Neden bilmiyorum ama bu hayvan beni sevmişti. Ben de sevgisiyle kutsanmış, pırıl pırıl parlamış hissediyordum.
Bu kez de yemeklerimizi göz göze bakarak sakince yedik. Bir tane parazit tableti kalmıştı. Parçalayıp ete gömmeme rağmen teker teker tükürmüştü. Farklıydı sanki bu kedi. Sanki parazitler de ilaçları da ona sökmezdi. O bambaşka bir dünyadandı…
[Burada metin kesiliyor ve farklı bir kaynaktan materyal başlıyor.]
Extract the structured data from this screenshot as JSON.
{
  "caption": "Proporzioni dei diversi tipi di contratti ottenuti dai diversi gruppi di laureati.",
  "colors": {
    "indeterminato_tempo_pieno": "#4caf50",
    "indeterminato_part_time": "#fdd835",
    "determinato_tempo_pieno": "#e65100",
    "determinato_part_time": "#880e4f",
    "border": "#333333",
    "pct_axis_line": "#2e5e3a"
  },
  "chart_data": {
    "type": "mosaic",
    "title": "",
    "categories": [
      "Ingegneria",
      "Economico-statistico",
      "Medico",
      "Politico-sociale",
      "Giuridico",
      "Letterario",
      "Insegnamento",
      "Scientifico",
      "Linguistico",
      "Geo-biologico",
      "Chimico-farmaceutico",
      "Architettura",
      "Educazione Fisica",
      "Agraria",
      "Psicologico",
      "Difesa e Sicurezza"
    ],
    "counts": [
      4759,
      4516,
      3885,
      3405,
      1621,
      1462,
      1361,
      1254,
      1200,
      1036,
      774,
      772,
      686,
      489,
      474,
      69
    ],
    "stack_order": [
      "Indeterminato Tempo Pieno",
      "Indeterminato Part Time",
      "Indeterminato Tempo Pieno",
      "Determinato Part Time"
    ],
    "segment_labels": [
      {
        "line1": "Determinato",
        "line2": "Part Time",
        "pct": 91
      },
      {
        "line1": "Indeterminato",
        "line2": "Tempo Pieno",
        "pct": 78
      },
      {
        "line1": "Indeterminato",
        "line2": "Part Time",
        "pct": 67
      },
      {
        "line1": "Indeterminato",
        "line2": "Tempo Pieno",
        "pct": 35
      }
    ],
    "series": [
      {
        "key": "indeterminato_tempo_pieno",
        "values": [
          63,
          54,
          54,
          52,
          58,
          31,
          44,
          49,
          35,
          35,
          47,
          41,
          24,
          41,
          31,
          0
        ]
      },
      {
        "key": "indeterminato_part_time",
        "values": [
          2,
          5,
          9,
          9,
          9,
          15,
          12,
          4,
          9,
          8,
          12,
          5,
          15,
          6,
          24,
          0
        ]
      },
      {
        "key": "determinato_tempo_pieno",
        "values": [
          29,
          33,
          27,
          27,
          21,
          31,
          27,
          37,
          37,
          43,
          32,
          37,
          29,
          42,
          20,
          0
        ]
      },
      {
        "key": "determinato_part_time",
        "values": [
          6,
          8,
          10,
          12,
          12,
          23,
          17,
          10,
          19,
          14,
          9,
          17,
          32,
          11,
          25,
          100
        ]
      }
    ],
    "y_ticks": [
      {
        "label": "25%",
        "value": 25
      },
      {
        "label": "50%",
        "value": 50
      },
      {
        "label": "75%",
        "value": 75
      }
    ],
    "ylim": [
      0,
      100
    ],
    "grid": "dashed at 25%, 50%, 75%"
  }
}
Yemekten sonra mindere çöreklenip onu beklemiştim. Oysa o yanıma gelip burnumu dürttü. Kalkmamı istiyor olmalıydı. Peki ondan sonra? Beni kapıya doğru sürüyordu. Neden dışarı çıkmamı istiyordu? Eh nasıl olsa daha iyi bir fikrim yoktu. Ben de çantamı aldım, montumu ve ayakkabılarımı giyip beni kapının dışında kıpırtısız bekleyen kedinin peşine düştüm. Bakalım nereye gidecektik?
Şehrin her yerini avcunun içi gibi biliyordu sanki. Ya da öğrenmişti.
Önce çaycının evine götürdü beni. Birlikte onu izledik. Her nasılsa görünmeyeceğimizi biliyordum. Çaycının bir hayatı vardı, izleyebiliyordum.
Sonra parazit haplarını verdiğim adamın yanına götürdü. Onu da izledik. O da kendi hâlindeydi. Kedisiyle birlikte oluşturdukları bir rutin vardı. Yemek yeme rutini… Tıpkı benim gibi. Ama o bir canlıyla daha paylaşıyordu hayatını. Benim kadar çapadan yoksun, akıntıda savrulmuyordu.
Sonra da bana evimin kapısına kadar eşlik etti ve veda eden bir bakışla yanımdan uzaklaştı. Biliyordum, bir daha gelmeyecekti.
Sonunda, bir çapaya ne kadar ihtiyacım olduğunu görmemi amaçladığını anlamıştım.